Don’t feel too bad, though. Everyone’s data is ugly. When you’re building a Business Intelligence (BI) program, all data is ugly.
We see three main reasons that often cause this:
- The system was not designed with BI in mind
- Business rules and work processes are inconsistent, and have changed over time
- Inconsistent definitions
1. The system was not designed with BI in mind
A system, and its associated data can be perfectly good for its intended purpose – say shipping an order; yet be almost useless to answer BI questions about those shipped orders. For example, you want to enter an order, ship it, invoice it, and collect money.
You can probably do all of that with a lot of specific data missing from the individual orders. You may even be able to serve a retail customer without knowing their name. Or with an incorrect Zip code. Or by leaving default values in many of the fields, even though they are incorrect. The order still goes out the door, the customer is happy, and you still get paid. It takes extra time to collect or verify the correct data, and you don’t want to slow down the customer, and it doesn’t seem to matter anyway – no one seems to be looking at it. Until BI comes along.
Then, when you start grouping by, sorting by, and summarizing by that missing, default, or incorrect data, problems show up. Sometimes it’s obvious, sometimes the numbers just don’t seem to make sense. In the worst cases, no one notices, but decisions are made based on the erroneous data.
When you have the opportunity to design or implement a new system, spend some time thinking about the information the business stakeholders will want to get out of it, not just on correctly processing the transactions on a one-at-a-time basis.
2. Business rules and work processes are inconsistent, and have changed over time
Your business grows and changes. You enter new markets, and create new products. Maybe you start selling thru distributors if you’ve always sold direct. Or vice versa. And then there is always “Special Markets”, where they do EVERYTHING different from everyone else.
Is that transaction taxable or not? How are discounts calculated? What minimum data is required to set up a new account or a new product?
This column now has a drop-down validation list, but it used to be free-form text. Business users have appropriated a column that was intended for one purpose and used it for another. But only sometimes, and only on some rows.
When examined individually, any of these conditions make sense, and may be rational responses to changing circumstances and business needs. But taken together, it creates a bit of chaos, rather than clear context surrounding each business transaction. And often, that chaos is first really visible to the business in a BI app. And it’s ugly.
3. Inconsistent definitions
How many definitions of margin are there in your company? How many changes have happened to sales territories over the last year or three? Do Marketing and Manufacturing legitimately need to group products differently? How many products get reclassified over time? So if I ask a simple business question like “What is gross margin by territory and product line over the last two years?” there is a LOT of room for interpretation:
- Is “gross margin” the same thing as “margin”?

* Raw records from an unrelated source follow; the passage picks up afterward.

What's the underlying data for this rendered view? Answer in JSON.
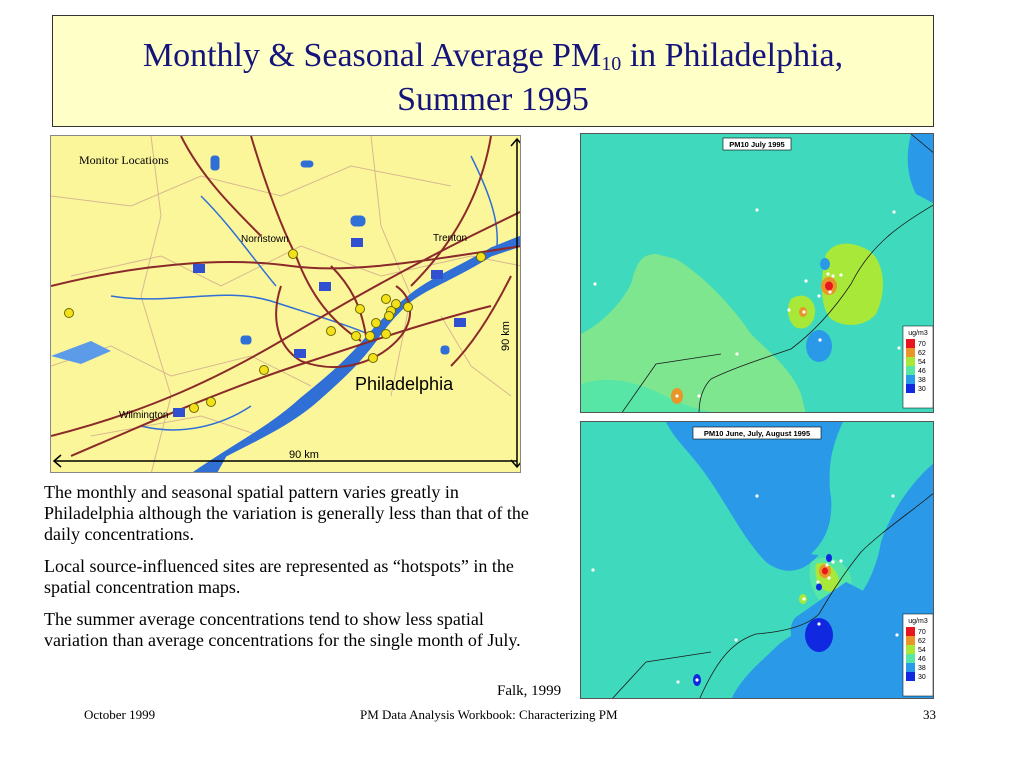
{
  "title": {
    "line1_prefix": "Monthly & Seasonal Average PM",
    "line1_sub": "10",
    "line1_suffix": " in Philadelphia,",
    "line2": "Summer 1995"
  },
  "left_map": {
    "caption": "Monitor Locations",
    "places": {
      "norristown": "Norristown",
      "trenton": "Trenton",
      "philadelphia": "Philadelphia",
      "wilmington": "Wilmington"
    },
    "scale_horizontal": "90 km",
    "scale_vertical": "90 km",
    "colors": {
      "land": "#fbf69a",
      "water": "#2f6fd6",
      "roads": "#8b2a2a",
      "monitors": "#f5e11a"
    }
  },
  "maps": [
    {
      "title": "PM10 July 1995",
      "legend": {
        "unit": "ug/m3",
        "levels": [
          "70",
          "62",
          "54",
          "46",
          "38",
          "30"
        ],
        "colors": [
          "#e8141e",
          "#e8962a",
          "#a8e838",
          "#58e6a6",
          "#2a9ae8",
          "#1028e0"
        ]
      }
    },
    {
      "title": "PM10 June, July, August 1995",
      "legend": {
        "unit": "ug/m3",
        "levels": [
          "70",
          "62",
          "54",
          "46",
          "38",
          "30"
        ],
        "colors": [
          "#e8141e",
          "#e8962a",
          "#a8e838",
          "#58e6a6",
          "#2a9ae8",
          "#1028e0"
        ]
      }
    }
  ],
  "body": {
    "p1": "The monthly and seasonal spatial pattern varies greatly in Philadelphia although the variation is generally less than that of the daily concentrations.",
    "p2": "Local source-influenced sites are represented as “hotspots” in the spatial concentration maps.",
    "p3": "The summer average concentrations tend to show less spatial variation than average concentrations for the single month of July."
  },
  "credit": "Falk, 1999",
  "footer": {
    "left": "October 1999",
    "center": "PM Data Analysis Workbook: Characterizing PM",
    "right": "33"
  }
}
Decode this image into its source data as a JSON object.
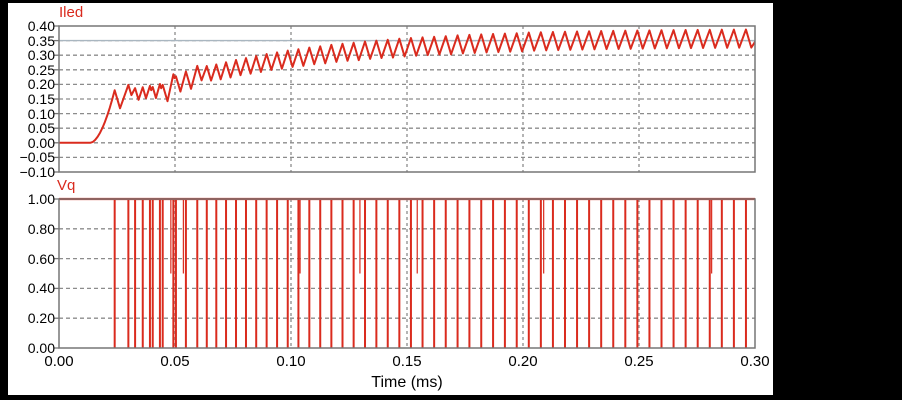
{
  "window": {
    "background_outer": "#000000",
    "background_inner": "#ffffff"
  },
  "colors": {
    "trace": "#da2b1e",
    "grid": "#8c8c8c",
    "border": "#767676",
    "reference_line": "#a9b6c0",
    "tick_text": "#000000",
    "title_text": "#d92a1e"
  },
  "xlabel": "Time (ms)",
  "chart_data": [
    {
      "type": "line",
      "title": "Iled",
      "xlim": [
        0.0,
        0.3
      ],
      "ylim": [
        -0.1,
        0.4
      ],
      "grid": true,
      "yticks": [
        "0.40",
        "0.35",
        "0.30",
        "0.25",
        "0.20",
        "0.15",
        "0.10",
        "0.05",
        "0.00",
        "−0.05",
        "−0.10"
      ],
      "ytick_values": [
        0.4,
        0.35,
        0.3,
        0.25,
        0.2,
        0.15,
        0.1,
        0.05,
        0.0,
        -0.05,
        -0.1
      ],
      "gridline_x_values": [
        0.05,
        0.1,
        0.15,
        0.2,
        0.25
      ],
      "reference_line_value": 0.35,
      "waveform": {
        "kind": "startup-sawtooth",
        "flat_level": 0.0,
        "flat_until_ms": 0.0135,
        "rise_end_ms": 0.024,
        "first_peak": 0.18,
        "steady_peak": 0.392,
        "steady_valley": 0.33,
        "envelope_tau_ms": 0.065,
        "ripple": 0.062,
        "rise_exponent": 1.8,
        "fall_time_ms": 0.0023,
        "rise_time_ms": 0.0029,
        "switch_events_from": "Vq"
      }
    },
    {
      "type": "line",
      "title": "Vq",
      "xlim": [
        0.0,
        0.3
      ],
      "ylim": [
        0.0,
        1.0
      ],
      "grid": true,
      "yticks": [
        "1.00",
        "0.80",
        "0.60",
        "0.40",
        "0.20",
        "0.00"
      ],
      "ytick_values": [
        1.0,
        0.8,
        0.6,
        0.4,
        0.2,
        0.0
      ],
      "gridline_x_values": [
        0.05,
        0.1,
        0.15,
        0.2,
        0.25
      ],
      "xticks": [
        "0.00",
        "0.05",
        "0.10",
        "0.15",
        "0.20",
        "0.25",
        "0.30"
      ],
      "xtick_values": [
        0.0,
        0.05,
        0.1,
        0.15,
        0.2,
        0.25,
        0.3
      ],
      "high_level": 1.0,
      "low_level": 0.0,
      "pulse_times_ms": [
        0.024,
        0.0299,
        0.0328,
        0.0361,
        0.0392,
        0.0404,
        0.0435,
        0.0447,
        0.0493,
        0.0504,
        0.0547,
        0.0596,
        0.0637,
        0.0678,
        0.072,
        0.0763,
        0.0806,
        0.085,
        0.0895,
        0.094,
        0.0986,
        0.1032,
        0.1079,
        0.1126,
        0.1174,
        0.1222,
        0.127,
        0.1319,
        0.1368,
        0.1417,
        0.1467,
        0.1517,
        0.1567,
        0.1617,
        0.1667,
        0.1718,
        0.1769,
        0.182,
        0.1871,
        0.1922,
        0.1973,
        0.2025,
        0.2077,
        0.2129,
        0.2181,
        0.2233,
        0.2285,
        0.2337,
        0.2389,
        0.2441,
        0.2493,
        0.2545,
        0.2597,
        0.2649,
        0.2701,
        0.2753,
        0.2805,
        0.2857,
        0.2909,
        0.2961
      ],
      "half_spike_times_ms": [
        0.0489,
        0.0543,
        0.1046,
        0.1304,
        0.1551,
        0.2096,
        0.282
      ],
      "half_spike_level": 0.5
    }
  ]
}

- What is the actual calculation for “gross margin”? Is that what it’s always been? Is Accounting on board with that calculation?
- Which products should be included in each product line, since many may have moved over time? Do you mean the products that were in the product lines at the time of the sale transaction, or do you mean the way the products fit into the product lines today? Both may be legitimate business questions.
- Which customers should be included in each territory, since they, too, have moved over time? Similarly, do you mean the customers as they were at the time of the sale, or as they are today? Or something else?
It takes work
There are also plenty of other reasons data may be ugly – not immediately well suited to the task of BI. But in all cases, there is real work involved in figuring out the correct way the BI program needs to handle each of these. It is really a business problem, much more than a technical one.
Put your business analyst hat on, and go talk to business process owners, system users, analysts, etc. IT can guide the process, but they generally won’t have the perspective of the business stakeholders without going out and asking for it. And if these issues go un-addressed, it will negatively impact the usefulness and trustworthiness of the BI program, potentially to the point of failure. It’s naïve to think it will be OK to simply dump transactional data directly into a BI or data visualization tool and give it to business users. Unfortunately, there is no “easy button” for ugly data.